Speaking from the podium, van Zweden told the musicians that the experience of raising his son had taught him the importance of nurturing a secure environment.

“I know when his house is not safe,” he said. “We give our heart every day, and when we are giving our heart, we need a safe place where we can make music together. My emotions are with you, and my heart is with you.”

When van Zweden announced he was leaving New York, he said he had enjoyed the break from his jet-setting life during the pandemic. He listened to more pop music, played table tennis and became a devoted follower of the television series “Succession” (the show’s theme song is his ringtone). He spent more time with his family and with the Papageno Foundation, an organization that he and his wife founded in 1997 that uses music to support children with autism.

It was a surprise to some when he revealed that he would have a busy post-New York career, taking on music directorships at the Seoul Philharmonic and the Orchestre Philharmonique de Radio France in Paris.

Van Zweden said he did not anticipate the opportunities but was drawn by the challenge of reshaping those ensembles.
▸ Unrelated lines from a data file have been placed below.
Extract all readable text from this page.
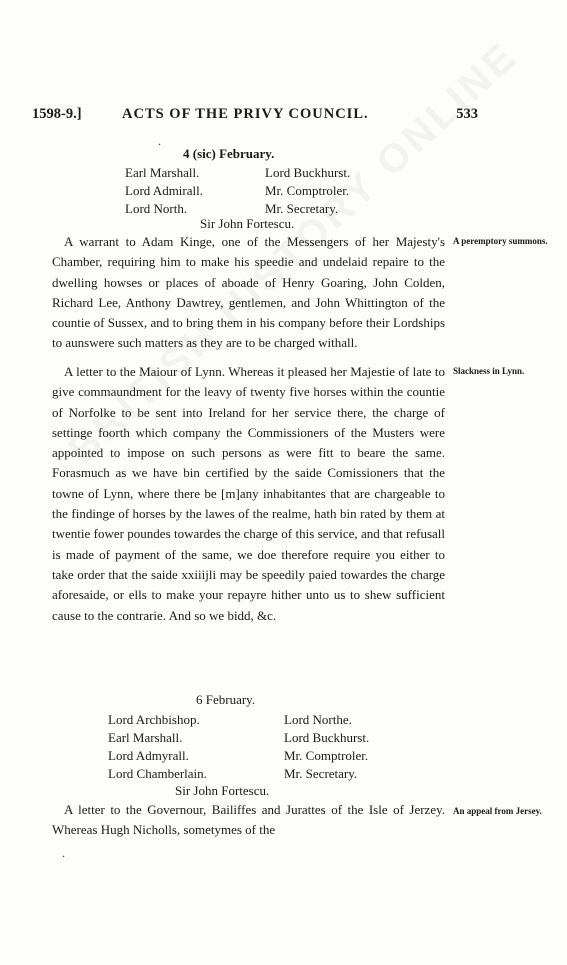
1598-9.]	ACTS OF THE PRIVY COUNCIL.	533
4 (sic) February.
Earl Marshall.	Lord Buckhurst.
Lord Admirall.	Mr. Comptroler.
Lord North.	Mr. Secretary.
Sir John Fortescu.

A warrant to Adam Kinge, one of the Messengers of her Majesty's Chamber, requiring him to make his speedie and undelaid repaire to the dwelling howses or places of aboade of Henry Goaring, John Colden, Richard Lee, Anthony Dawtrey, gentlemen, and John Whittington of the countie of Sussex, and to bring them in his company before their Lordships to aunswere such matters as they are to be charged withall.

A peremptory summons.

A letter to the Maiour of Lynn. Whereas it pleased her Majestie of late to give commaundment for the leavy of twenty five horses within the countie of Norfolke to be sent into Ireland for her service there, the charge of settinge foorth which company the Commissioners of the Musters were appointed to impose on such persons as were fitt to beare the same. Forasmuch as we have bin certified by the saide Comissioners that the towne of Lynn, where there be [m]any inhabitantes that are chargeable to the findinge of horses by the lawes of the realme, hath bin rated by them at twentie fower poundes towardes the charge of this service, and that refusall is made of payment of the same, we doe therefore require you either to take order that the saide xxiiijli may be speedily paied towardes the charge aforesaide, or ells to make your repayre hither unto us to shew sufficient cause to the contrarie. And so we bidd, &c.

Slackness in Lynn.
6 February.
Lord Archbishop.	Lord Northe.
Earl Marshall.	Lord Buckhurst.
Lord Admyrall.	Mr. Comptroler.
Lord Chamberlain.	Mr. Secretary.
Sir John Fortescu.

A letter to the Governour, Bailiffes and Jurattes of the Isle of Jerzey. Whereas Hugh Nicholls, sometymes of the

An appeal from Jersey.
·
·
In Seoul, where his tenure began in January, he has received a warm welcome from audiences and critics; the mayor has promised a new concert hall. When he starts his job in Paris in 2026, van Zweden said he hoped to be able to spend more time with his family, including at their vacation home in southern France.

“You never know what’s in the stars,” he said.

Back in Central Park, van Zweden smiled as he passed horse-drawn carriages, vendors hawking sliced mango and even a man lying across a path with a ukulele by his side.

“Somebody would have said something in Amsterdam if you would lie down like that, but here it’s fine,” he said. “That freedom is amazing.”

He had been up at 7 a.m., red pencil in hand, studying his score of Mozart’s Requiem, which the composer wrote at the end of his life and which van Zweden made a point of featuring in some of his final concerts with the Philharmonic. (“He says goodbye to life,” he said, “and I say goodbye to my life in New York.”)

Van Zweden said he does not think about his legacy, but that he hoped New Yorkers remembered that he loved and felt deeply connected to the Philharmonic, even if he was not always visible.

He compared himself to a judo athlete and said he had long ago become resigned to the fact that much of life was outside his control.

“I did my best not to fight anything — to try to go with the energy and the flow of what was happening,” he said.

Then, taking a deep breath as bicycles and runners whizzed by, he said, “I learned my lesson.”